The Audacious Project, TED’s philanthropic collaborative dedicated to bold, actionable ideas, announced the 2019 Audacious projects. The Science Philanthropy Alliance is thrilled to report that two of the projects show the power of basic science to tackle society’s most pressing challenges:
- Dr. David Baker’s team at the University of Washington’s Institute for Protein Design is conducting ground-breaking research to design new synthetic proteins that may fundamentally change how drugs, vaccines, fuels and new materials are made. Their work will focus on five Grand Challenges: (1) universal vaccines for flu, HIV and cancer, (2) advanced medications for chronic pain and neurodegenerative diseases, (3) protein nano-containers to bring medicines to specific cells, (4) smart protein therapeutics that can recognize cancerous or otherwise unhealthy cells, and (5) next-generation nanoengineering for solar energy capture and storage.
- Dr.
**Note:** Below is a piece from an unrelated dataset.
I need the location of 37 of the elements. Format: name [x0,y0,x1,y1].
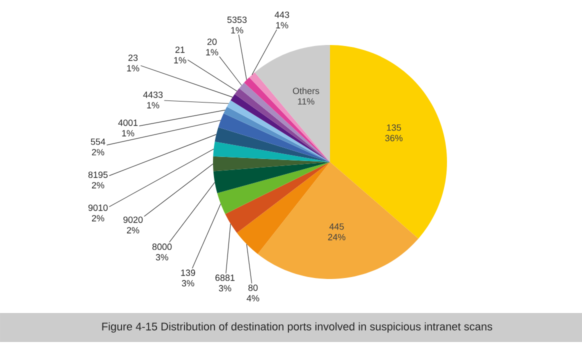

Joanne Chory and the plant biology team at the Salk Institute are helping to address climate change through basic research that may allow plants to reach their full carbon storage potential. By creating plants that have deeper root systems and that produce more suberin in them, they could sequester 20 times the amount of carbon they do now, and bury it in the ground for hundreds of years to come. Based on Salk’s research models, once these plants are performing at peak levels, they could achieve a 20 to 46% reduction of excess CO2 levels every year.
The Alliance congratulates the project winners.
The Science Philanthropy Alliance partners with The Audacious Project at TED by providing the team with advice on the scientific credibility of basic science proposals submitted.